Over the long term, as commodity prices and the mix of technologies in the generation fleet changes, we would expect to see that this average NIV position changes. This behaviour is shown in the chart below between 2016 and 2020.

So what for new AR4 CfD rules?

The new AR4 rules state that support payments will not be paid in any period where the day-ahead market price (i.e. their reference price) is negative. If this rule continues to be applied for future CfD auctions (AR4+), it will apply to all new wind and solar generation, and they will not be willing to sell power at a negative price in the day-ahead market. This will effectively set a floor price of zero in the day-ahead markets (when any AR4+ supported plant are generating).

However, power can be traded after the day-ahead market price is set, through the intraday and balancing markets. In these markets, prices will still be able to go negative if the day-ahead price was at least 0 and their support payment is guaranteed.

The future power system is set to see many periods of oversupply of renewable generation, most of which will be supported by CfD contracts with these rules. In these periods, day-ahead prices are likely to be zero (putting aside issues around tie-breaking rules). However, the price of power in the intraday and balancing markets is all but guaranteed to be negative as these same generators will be willing to generate at a negative price to ensure they receive their support payment.

Which raises the question - why would anyone buy power at a positive price in the day-ahead market when it is very likely to be negative in the intraday and balancing markets?

An alternative approach would be to not buy any power from these generators in the day-ahead market and only buy power at a negative price in the day-ahead market. However, in this scenario, the market will require huge quantities of power from the intraday and balancing markets. This will come from the unused generators at their unsubsidised, positive cost.

So why would any generator sell their power at a negative price in the day-ahead market when it can receive a positive price in the intraday and balancing markets?

The only remaining option is that all parties will choose to forego the day-ahead market entirely and settle large imbalances in the intraday and balancing markets.

Market outcomes when AR4+ generation would be marginal in day-ahead markets

What impact would this have?

Consumers will benefit if power is traded more efficiently.

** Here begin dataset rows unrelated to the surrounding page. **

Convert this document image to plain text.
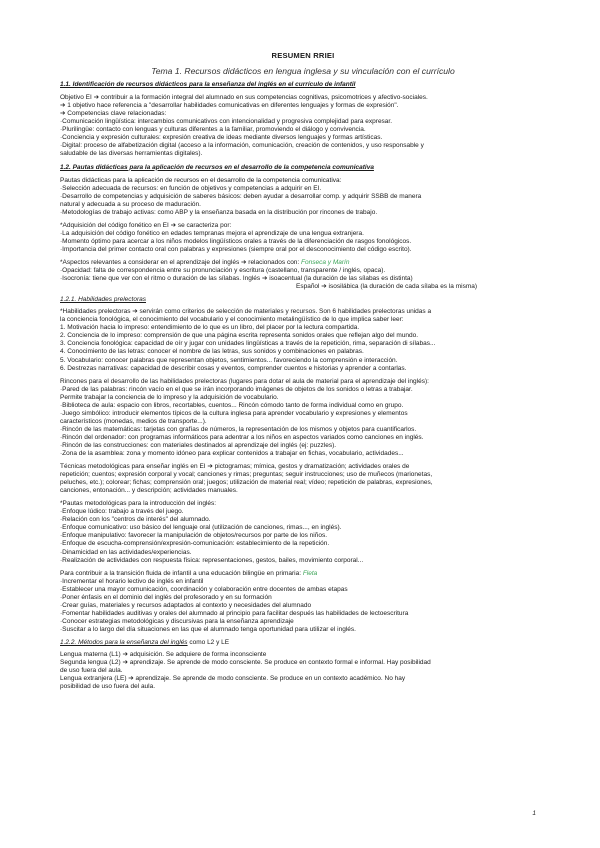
RESUMEN RRIEI
Tema 1. Recursos didácticos en lengua inglesa y su vinculación con el currículo
1.1. Identificación de recursos didácticos para la enseñanza del inglés en el currículo de infantil
Objetivo EI ➔ contribuir a la formación integral del alumnado en sus competencias cognitivas, psicomotrices y afectivo-sociales.
➔ 1 objetivo hace referencia a "desarrollar habilidades comunicativas en diferentes lenguajes y formas de expresión".
➔ Competencias clave relacionadas:
·Comunicación lingüística: intercambios comunicativos con intencionalidad y progresiva complejidad para expresar.
·Plurilingüe: contacto con lenguas y culturas diferentes a la familiar, promoviendo el diálogo y convivencia.
·Conciencia y expresión culturales: expresión creativa de ideas mediante diversos lenguajes y formas artísticas.
·Digital: proceso de alfabetización digital (acceso a la información, comunicación, creación de contenidos, y uso responsable y
saludable de las diversas herramientas digitales).
1.2. Pautas didácticas para la aplicación de recursos en el desarrollo de la competencia comunicativa
Pautas didácticas para la aplicación de recursos en el desarrollo de la competencia comunicativa:
·Selección adecuada de recursos: en función de objetivos y competencias a adquirir en EI.
·Desarrollo de competencias y adquisición de saberes básicos: deben ayudar a desarrollar comp. y adquirir SSBB de manera
natural y adecuada a su proceso de maduración.
·Metodologías de trabajo activas: como ABP y la enseñanza basada en la distribución por rincones de trabajo.
*Adquisición del código fonético en EI ➔ se caracteriza por:
·La adquisición del código fonético en edades tempranas mejora el aprendizaje de una lengua extranjera.
·Momento óptimo para acercar a los niños modelos lingüísticos orales a través de la diferenciación de rasgos fonológicos.
·Importancia del primer contacto oral con palabras y expresiones (siempre oral por el desconocimiento del código escrito).
*Aspectos relevantes a considerar en el aprendizaje del inglés ➔ relacionados con: Fonseca y Marín
·Opacidad: falta de correspondencia entre su pronunciación y escritura (castellano, transparente / inglés, opaca).
·Isocronía: tiene que ver con el ritmo o duración de las sílabas. Inglés ➔ isoacentual (la duración de las sílabas es distinta)
Español ➔ isosilábica (la duración de cada sílaba es la misma)
1.2.1. Habilidades prelectoras
*Habilidades prelectoras ➔ servirán como criterios de selección de materiales y recursos. Son 6 habilidades prelectoras unidas a
la conciencia fonológica, el conocimiento del vocabulario y el conocimiento metalingüístico de lo que implica saber leer:
1. Motivación hacia lo impreso: entendimiento de lo que es un libro, del placer por la lectura compartida.
2. Conciencia de lo impreso: comprensión de que una página escrita representa sonidos orales que reflejan algo del mundo.
3. Conciencia fonológica: capacidad de oír y jugar con unidades lingüísticas a través de la repetición, rima, separación di sílabas...
4. Conocimiento de las letras: conocer el nombre de las letras, sus sonidos y combinaciones en palabras.
5. Vocabulario: conocer palabras que representan objetos, sentimientos... favoreciendo la comprensión e interacción.
6. Destrezas narrativas: capacidad de describir cosas y eventos, comprender cuentos e historias y aprender a contarlas.
Rincones para el desarrollo de las habilidades prelectoras (lugares para dotar el aula de material para el aprendizaje del inglés):
·Pared de las palabras: rincón vacío en el que se irán incorporando imágenes de objetos de los sonidos o letras a trabajar.
Permite trabajar la conciencia de lo impreso y la adquisición de vocabulario.
·Biblioteca de aula: espacio con libros, recortables, cuentos... Rincón cómodo tanto de forma individual como en grupo.
·Juego simbólico: introducir elementos típicos de la cultura inglesa para aprender vocabulario y expresiones y elementos
característicos (monedas, medios de transporte...).
·Rincón de las matemáticas: tarjetas con grafías de números, la representación de los mismos y objetos para cuantificarlos.
·Rincón del ordenador: con programas informáticos para adentrar a los niños en aspectos variados como canciones en inglés.
·Rincón de las construcciones: con materiales destinados al aprendizaje del inglés (ej: puzzles).
·Zona de la asamblea: zona y momento idóneo para explicar contenidos a trabajar en fichas, vocabulario, actividades...
Técnicas metodológicas para enseñar inglés en EI ➔ pictogramas; mímica, gestos y dramatización; actividades orales de
repetición; cuentos; expresión corporal y vocal; canciones y rimas; preguntas; seguir instrucciones; uso de muñecos (marionetas,
peluches, etc.); colorear; fichas; comprensión oral; juegos; utilización de material real; vídeo; repetición de palabras, expresiones,
canciones, entonación... y descripción; actividades manuales.
*Pautas metodológicas para la introducción del inglés:
·Enfoque lúdico: trabajo a través del juego.
·Relación con los "centros de interés" del alumnado.
·Enfoque comunicativo: uso básico del lenguaje oral (utilización de canciones, rimas..., en inglés).
·Enfoque manipulativo: favorecer la manipulación de objetos/recursos por parte de los niños.
·Enfoque de escucha-comprensión/expresión-comunicación: establecimiento de la repetición.
·Dinamicidad en las actividades/experiencias.
·Realización de actividades con respuesta física: representaciones, gestos, bailes, movimiento corporal...
Para contribuir a la transición fluida de infantil a una educación bilingüe en primaria: Fleta
·Incrementar el horario lectivo de inglés en infantil
·Establecer una mayor comunicación, coordinación y colaboración entre docentes de ambas etapas
·Poner énfasis en el dominio del inglés del profesorado y en su formación
·Crear guías, materiales y recursos adaptados al contexto y necesidades del alumnado
·Fomentar habilidades auditivas y orales del alumnado al principio para facilitar después las habilidades de lectoescritura
·Conocer estrategias metodológicas y discursivas para la enseñanza aprendizaje
·Suscitar a lo largo del día situaciones en las que el alumnado tenga oportunidad para utilizar el inglés.
1.2.2. Métodos para la enseñanza del inglés como L2 y LE
Lengua materna (L1) ➔ adquisición. Se adquiere de forma inconsciente
Segunda lengua (L2) ➔ aprendizaje. Se aprende de modo consciente. Se produce en contexto formal e informal. Hay posibilidad
de uso fuera del aula.
Lengua extranjera (LE) ➔ aprendizaje. Se aprende de modo consciente. Se produce en un contexto académico. No hay
posibilidad de uso fuera del aula.
1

This involves markets where power can be traded easily and generators and suppliers can discover and realise a more accurate price for power in each half hour period. This is at risk if the day-ahead market doesn’t function when renewables are oversupplied, and more power is traded closer to delivery in intraday and balancing markets.

If the AR4 rules are not reformed, then power will not be traded as freely or efficiently. This inefficiency will be paid for by suppliers and generators and ultimately passed to consumers.

How could this be fixed?

If these contracts should continue to disincentivise negative prices, most reform options involve adjusting the reference price that is used for contracts.

The reference price should represent the average price that the generator receives in the market for their power. It currently assumes that all renewable power is traded in the day-ahead market.

However, this could be updated to reflect the fact that some renewable power is sold in the intraday and balancing markets as well. This would involve setting the reference price at the volume-weighted average of intraday and balancing market prices. This would also disincentivise negative prices in the intraday and balancing markets as well as the day-ahead market.

This may have some technical challenges, but the current reference price accounts for volumes sold in multiple day-ahead markets with different prices and could be extended to include intraday and balancing markets.